I started reading The Science of Becoming Excellent by Wallace D. Wattles and Dr. Judith Powell recently and came across something interesting. In chapter 5 they list four things that you need to do to prepare to become great:
- You must release all lust, and cease to be ruled by appetite.
- You must abandon greed.
- Let go of pride and vanity.
- Dismiss envy.
Number 1 is essentially eat to live, don’t live to eat. That’s a basic wellness principle. Number 2 is a little more interesting. They say that it is good to want things if they advance your life in some way, not just to run up the score so to speak. That’s cool.

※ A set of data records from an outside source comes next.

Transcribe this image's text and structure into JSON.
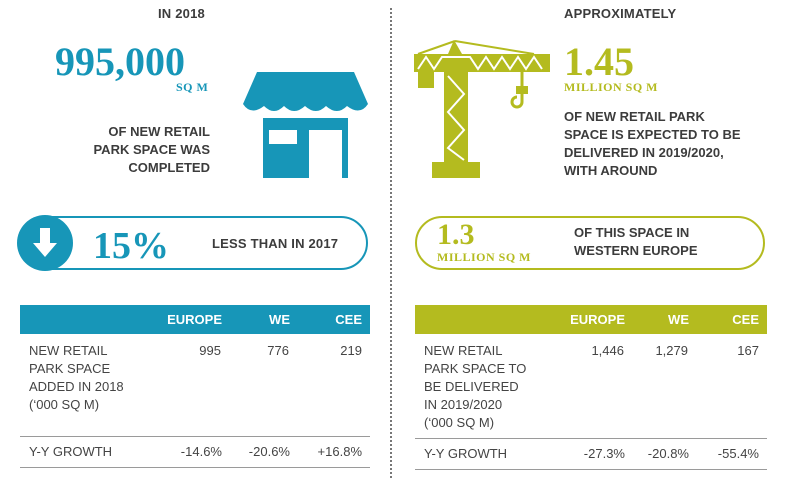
{
  "left": {
    "intro": "IN 2018",
    "big_number": "995,000",
    "unit": "SQ M",
    "caption_lines": [
      "OF NEW RETAIL",
      "PARK SPACE WAS",
      "COMPLETED"
    ],
    "pill_percent": "15%",
    "pill_text": "LESS THAN IN 2017",
    "table": {
      "headers": [
        "",
        "EUROPE",
        "WE",
        "CEE"
      ],
      "row1_label_lines": [
        "NEW RETAIL",
        "PARK SPACE",
        "ADDED IN 2018",
        "(‘000 SQ M)"
      ],
      "row1_values": [
        "995",
        "776",
        "219"
      ],
      "row2_label": "Y-Y GROWTH",
      "row2_values": [
        "-14.6%",
        "-20.6%",
        "+16.8%"
      ]
    },
    "accent": "#1796b8"
  },
  "right": {
    "intro": "APPROXIMATELY",
    "big_number": "1.45",
    "unit": "MILLION SQ M",
    "caption_lines": [
      "OF NEW RETAIL PARK",
      "SPACE IS EXPECTED TO BE",
      "DELIVERED IN 2019/2020,",
      "WITH AROUND"
    ],
    "pill_number": "1.3",
    "pill_unit": "MILLION SQ M",
    "pill_text_lines": [
      "OF THIS SPACE IN",
      "WESTERN EUROPE"
    ],
    "table": {
      "headers": [
        "",
        "EUROPE",
        "WE",
        "CEE"
      ],
      "row1_label_lines": [
        "NEW RETAIL",
        "PARK SPACE TO",
        "BE DELIVERED",
        "IN 2019/2020",
        "(‘000 SQ M)"
      ],
      "row1_values": [
        "1,446",
        "1,279",
        "167"
      ],
      "row2_label": "Y-Y GROWTH",
      "row2_values": [
        "-27.3%",
        "-20.8%",
        "-55.4%"
      ]
    },
    "accent": "#b4bb1f"
  },
  "icons": [
    "shop-icon",
    "down-arrow-icon",
    "crane-icon"
  ]
}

It was numbers 3 and 4 that really caught my attention. Let go of pride and vanity and dismiss envy. This is something that I have talked about with a few friends and teammates in my network marketing business. They get hung up on what other people are doing and get into a competitive mode and feel that they need to outdo the other person or find out what they might be doing wrong so that they can complain about things being unfair.

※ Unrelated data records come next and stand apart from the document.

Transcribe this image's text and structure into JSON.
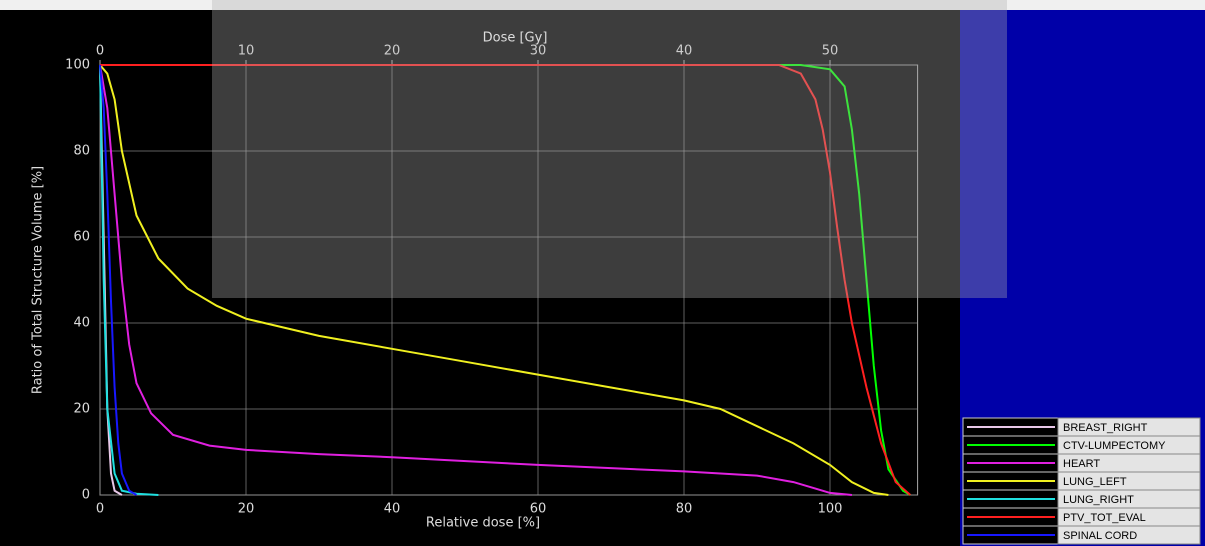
{
  "chart_data": {
    "type": "line",
    "xlabel": "Relative dose [%]",
    "x2label": "Dose [Gy]",
    "ylabel": "Ratio of Total Structure Volume [%]",
    "xlim": [
      0,
      112
    ],
    "xticks": [
      0,
      20,
      40,
      60,
      80,
      100
    ],
    "x2lim": [
      0,
      56
    ],
    "x2ticks": [
      0,
      10,
      20,
      30,
      40,
      50
    ],
    "ylim": [
      0,
      100
    ],
    "yticks": [
      0,
      20,
      40,
      60,
      80,
      100
    ],
    "grid": true,
    "legend": "lower right",
    "series": [
      {
        "name": "BREAST_RIGHT",
        "color": "#e8c8e8",
        "x": [
          0,
          0.5,
          1,
          1.5,
          2,
          3
        ],
        "values": [
          100,
          60,
          20,
          5,
          1,
          0
        ]
      },
      {
        "name": "CTV-LUMPECTOMY",
        "color": "#00ff00",
        "x": [
          0,
          96,
          100,
          102,
          103,
          104,
          105,
          106,
          107,
          108,
          110,
          111
        ],
        "values": [
          100,
          100,
          99,
          95,
          85,
          70,
          50,
          30,
          15,
          6,
          1,
          0
        ]
      },
      {
        "name": "HEART",
        "color": "#e020e0",
        "x": [
          0,
          1,
          2,
          3,
          4,
          5,
          7,
          10,
          15,
          20,
          30,
          40,
          60,
          80,
          90,
          95,
          98,
          100,
          103
        ],
        "values": [
          100,
          90,
          70,
          50,
          35,
          26,
          19,
          14,
          11.5,
          10.5,
          9.5,
          8.8,
          7,
          5.5,
          4.5,
          3,
          1.5,
          0.5,
          0
        ]
      },
      {
        "name": "LUNG_LEFT",
        "color": "#f0f020",
        "x": [
          0,
          1,
          2,
          3,
          5,
          8,
          12,
          16,
          20,
          30,
          40,
          50,
          60,
          70,
          80,
          85,
          90,
          95,
          100,
          103,
          106,
          108
        ],
        "values": [
          100,
          98,
          92,
          80,
          65,
          55,
          48,
          44,
          41,
          37,
          34,
          31,
          28,
          25,
          22,
          20,
          16,
          12,
          7,
          3,
          0.5,
          0
        ]
      },
      {
        "name": "LUNG_RIGHT",
        "color": "#20e0e0",
        "x": [
          0,
          0.5,
          1,
          2,
          3,
          5,
          8
        ],
        "values": [
          100,
          50,
          20,
          5,
          1,
          0.3,
          0
        ]
      },
      {
        "name": "PTV_TOT_EVAL",
        "color": "#ff2020",
        "x": [
          0,
          93,
          96,
          98,
          99,
          100,
          101,
          102,
          103,
          105,
          107,
          109,
          111
        ],
        "values": [
          100,
          100,
          98,
          92,
          85,
          75,
          62,
          50,
          40,
          25,
          12,
          3,
          0
        ]
      },
      {
        "name": "SPINAL CORD",
        "color": "#1818ff",
        "x": [
          0,
          0.5,
          1,
          1.5,
          2,
          2.5,
          3,
          4,
          5
        ],
        "values": [
          100,
          90,
          70,
          45,
          25,
          12,
          5,
          1,
          0
        ]
      }
    ]
  }
}
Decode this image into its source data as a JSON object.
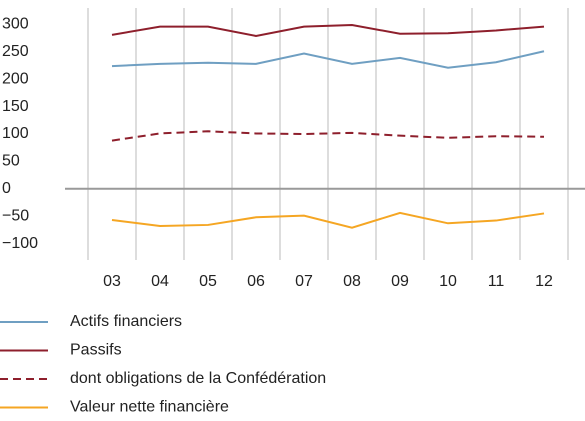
{
  "chart_data": {
    "type": "line",
    "categories": [
      "03",
      "04",
      "05",
      "06",
      "07",
      "08",
      "09",
      "10",
      "11",
      "12"
    ],
    "series": [
      {
        "name": "Actifs financiers",
        "color": "#6f9fc2",
        "values": [
          224,
          228,
          230,
          228,
          247,
          228,
          239,
          221,
          231,
          251
        ]
      },
      {
        "name": "Passifs",
        "color": "#8e1f2c",
        "values": [
          281,
          296,
          296,
          279,
          296,
          299,
          283,
          284,
          289,
          296
        ]
      },
      {
        "name": "dont obligations de la Confédération",
        "color": "#8e1f2c",
        "dash": true,
        "values": [
          88,
          101,
          105,
          101,
          100,
          102,
          97,
          93,
          96,
          95
        ]
      },
      {
        "name": "Valeur nette financière",
        "color": "#f5a623",
        "values": [
          -57,
          -68,
          -66,
          -52,
          -49,
          -71,
          -44,
          -63,
          -58,
          -45
        ]
      }
    ],
    "ylim": [
      -130,
      330
    ],
    "yticks": [
      {
        "value": -100,
        "label": "−100"
      },
      {
        "value": -50,
        "label": "−50"
      },
      0,
      50,
      100,
      150,
      200,
      250,
      300
    ]
  }
}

They spend so much time worrying about the other guy that they never do anything to grow their own business, so their business dies while their “competitor” grows.
I think it was Bob Proctor who said that when you enter into competition with someone else you limit what you can do to the best that your competitor can do. That isn’t what I want to do in my business.

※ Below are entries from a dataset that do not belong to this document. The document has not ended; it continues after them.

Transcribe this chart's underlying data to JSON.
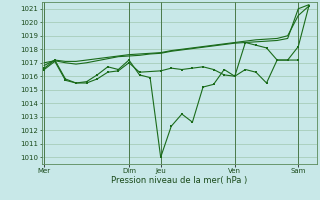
{
  "bg_color": "#c8e8e8",
  "grid_color": "#a0c8b0",
  "line_color": "#1a6b1a",
  "xlabel": "Pression niveau de la mer( hPa )",
  "ylim": [
    1009.5,
    1021.5
  ],
  "yticks": [
    1010,
    1011,
    1012,
    1013,
    1014,
    1015,
    1016,
    1017,
    1018,
    1019,
    1020,
    1021
  ],
  "day_labels": [
    "Mer",
    "Dim",
    "Jeu",
    "Ven",
    "Sam"
  ],
  "day_positions": [
    0.0,
    0.32,
    0.44,
    0.72,
    0.96
  ],
  "series1_x": [
    0.0,
    0.04,
    0.08,
    0.12,
    0.16,
    0.2,
    0.24,
    0.28,
    0.32,
    0.36,
    0.4,
    0.44,
    0.48,
    0.52,
    0.56,
    0.6,
    0.64,
    0.68,
    0.72,
    0.76,
    0.8,
    0.84,
    0.88,
    0.92,
    0.96,
    1.0
  ],
  "series1_y": [
    1016.8,
    1017.2,
    1017.1,
    1017.1,
    1017.2,
    1017.3,
    1017.4,
    1017.5,
    1017.6,
    1017.65,
    1017.7,
    1017.75,
    1017.9,
    1018.0,
    1018.1,
    1018.2,
    1018.3,
    1018.4,
    1018.5,
    1018.6,
    1018.7,
    1018.75,
    1018.8,
    1019.0,
    1020.5,
    1021.2
  ],
  "series2_x": [
    0.0,
    0.04,
    0.08,
    0.12,
    0.16,
    0.2,
    0.24,
    0.28,
    0.32,
    0.36,
    0.4,
    0.44,
    0.48,
    0.52,
    0.56,
    0.6,
    0.64,
    0.68,
    0.72,
    0.76,
    0.8,
    0.84,
    0.88,
    0.92,
    0.96,
    1.0
  ],
  "series2_y": [
    1017.0,
    1017.15,
    1017.0,
    1016.9,
    1017.0,
    1017.15,
    1017.3,
    1017.45,
    1017.5,
    1017.55,
    1017.65,
    1017.7,
    1017.85,
    1017.95,
    1018.05,
    1018.15,
    1018.25,
    1018.35,
    1018.45,
    1018.5,
    1018.55,
    1018.6,
    1018.65,
    1018.8,
    1021.0,
    1021.3
  ],
  "series3_x": [
    0.0,
    0.04,
    0.08,
    0.12,
    0.16,
    0.2,
    0.24,
    0.28,
    0.32,
    0.36,
    0.44,
    0.48,
    0.52,
    0.56,
    0.6,
    0.64,
    0.68,
    0.72,
    0.76,
    0.8,
    0.84,
    0.88,
    0.92,
    0.96,
    1.0
  ],
  "series3_y": [
    1016.6,
    1017.2,
    1015.8,
    1015.5,
    1015.5,
    1015.8,
    1016.3,
    1016.4,
    1017.0,
    1016.3,
    1016.4,
    1016.6,
    1016.5,
    1016.6,
    1016.7,
    1016.5,
    1016.1,
    1016.0,
    1018.5,
    1018.3,
    1018.1,
    1017.2,
    1017.2,
    1018.2,
    1021.2
  ],
  "series4_x": [
    0.0,
    0.04,
    0.08,
    0.12,
    0.16,
    0.2,
    0.24,
    0.28,
    0.32,
    0.36,
    0.4,
    0.44,
    0.48,
    0.52,
    0.56,
    0.6,
    0.64,
    0.68,
    0.72,
    0.76,
    0.8,
    0.84,
    0.88,
    0.92,
    0.96
  ],
  "series4_y": [
    1016.5,
    1017.1,
    1015.7,
    1015.5,
    1015.6,
    1016.1,
    1016.7,
    1016.5,
    1017.2,
    1016.1,
    1015.9,
    1010.0,
    1012.3,
    1013.2,
    1012.6,
    1015.2,
    1015.4,
    1016.5,
    1016.0,
    1016.5,
    1016.3,
    1015.5,
    1017.2,
    1017.2,
    1017.2
  ]
}
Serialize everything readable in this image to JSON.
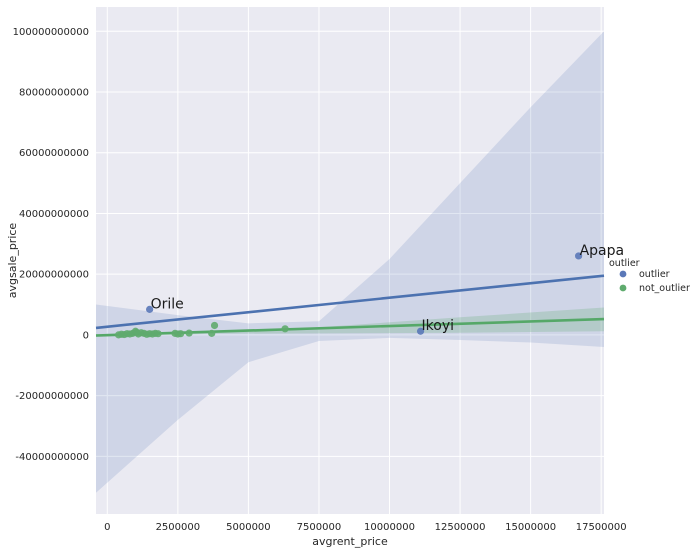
{
  "chart_data": {
    "type": "scatter",
    "title": "",
    "xlabel": "avgrent_price",
    "ylabel": "avgsale_price",
    "xlim": [
      -400000,
      17600000
    ],
    "ylim": [
      -59000000000,
      108000000000
    ],
    "x_ticks": [
      0,
      2500000,
      5000000,
      7500000,
      10000000,
      12500000,
      15000000,
      17500000
    ],
    "x_tick_labels": [
      "0",
      "2500000",
      "5000000",
      "7500000",
      "10000000",
      "12500000",
      "15000000",
      "17500000"
    ],
    "y_ticks": [
      -40000000000,
      -20000000000,
      0,
      20000000000,
      40000000000,
      60000000000,
      80000000000,
      100000000000
    ],
    "y_tick_labels": [
      "-40000000000",
      "-20000000000",
      "0",
      "20000000000",
      "40000000000",
      "60000000000",
      "80000000000",
      "100000000000"
    ],
    "grid": true,
    "legend": {
      "title": "outlier",
      "placement": "right",
      "entries": [
        {
          "label": "outlier",
          "color": "#5a78b8"
        },
        {
          "label": "not_outlier",
          "color": "#5fab6e"
        }
      ]
    },
    "series": [
      {
        "name": "outlier",
        "color": "#5a78b8",
        "x": [
          1500000,
          16700000,
          11100000
        ],
        "y": [
          8400000000,
          26000000000,
          1200000000
        ],
        "regression": {
          "x": [
            -400000,
            17600000
          ],
          "y": [
            2300000000,
            19500000000
          ]
        },
        "ci_upper": {
          "x": [
            -400000,
            2500000,
            5000000,
            7500000,
            10000000,
            12500000,
            15000000,
            17600000
          ],
          "y": [
            10000000000,
            6500000000,
            3800000000,
            4500000000,
            25000000000,
            50000000000,
            75000000000,
            100000000000
          ]
        },
        "ci_lower": {
          "x": [
            -400000,
            2500000,
            5000000,
            7500000,
            10000000,
            12500000,
            15000000,
            17600000
          ],
          "y": [
            -52000000000,
            -28000000000,
            -9000000000,
            -2000000000,
            -1000000000,
            -1700000000,
            -2500000000,
            -4000000000
          ]
        }
      },
      {
        "name": "not_outlier",
        "color": "#5fab6e",
        "x": [
          400000,
          500000,
          600000,
          700000,
          800000,
          900000,
          1000000,
          1050000,
          1100000,
          1200000,
          1300000,
          1400000,
          1500000,
          1600000,
          1700000,
          1800000,
          2400000,
          2500000,
          2600000,
          2900000,
          3700000,
          3800000,
          6300000
        ],
        "y": [
          0,
          200000000,
          100000000,
          400000000,
          300000000,
          500000000,
          1200000000,
          800000000,
          300000000,
          700000000,
          500000000,
          200000000,
          400000000,
          300000000,
          500000000,
          400000000,
          500000000,
          300000000,
          400000000,
          600000000,
          500000000,
          3100000000,
          2000000000
        ],
        "regression": {
          "x": [
            -400000,
            17600000
          ],
          "y": [
            -200000000,
            5200000000
          ]
        },
        "ci_upper": {
          "x": [
            -400000,
            2000000,
            4000000,
            7500000,
            12500000,
            17600000
          ],
          "y": [
            300000000,
            500000000,
            1000000000,
            2500000000,
            5800000000,
            9000000000
          ]
        },
        "ci_lower": {
          "x": [
            -400000,
            2000000,
            4000000,
            7500000,
            12500000,
            17600000
          ],
          "y": [
            -700000000,
            0,
            400000000,
            500000000,
            700000000,
            1200000000
          ]
        }
      }
    ],
    "annotations": [
      {
        "text": "Orile",
        "x": 1500000,
        "y": 8400000000
      },
      {
        "text": "Apapa",
        "x": 16700000,
        "y": 26000000000
      },
      {
        "text": "Ikoyi",
        "x": 11100000,
        "y": 1200000000
      }
    ]
  }
}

I don’t care to get into a network marketing competition, so I rarely pay attention to what other distributors with my network marketing company are doing. For one, there are only a handful of them working online like I am, and only one or two who have shown any signs of success online. If I notice someone doing something interesting I may see if it would be worth my time to incorporate it into my process. I try to learn from what other successful people are doing, not try to outdo them.
Play Your Own Game
I have found that I am more successful if I work from integrity and with the intent that everyone wins. It’s easier to succeed by focusing on my own game than by trying to tear down someone else. So forget greed, forget trying to outdo anyone else, and don’t envy anyone else for what they have or have accomplished.
Actually, I find that I have so many ideas for how to build my own business, that I don’t have time to worry about what someone else is doing.
As Wallace Wattles says in the book, “put aside all narrow personal ambition and determine to seek the highest good, and to be swayed by no unworthy selfishness.”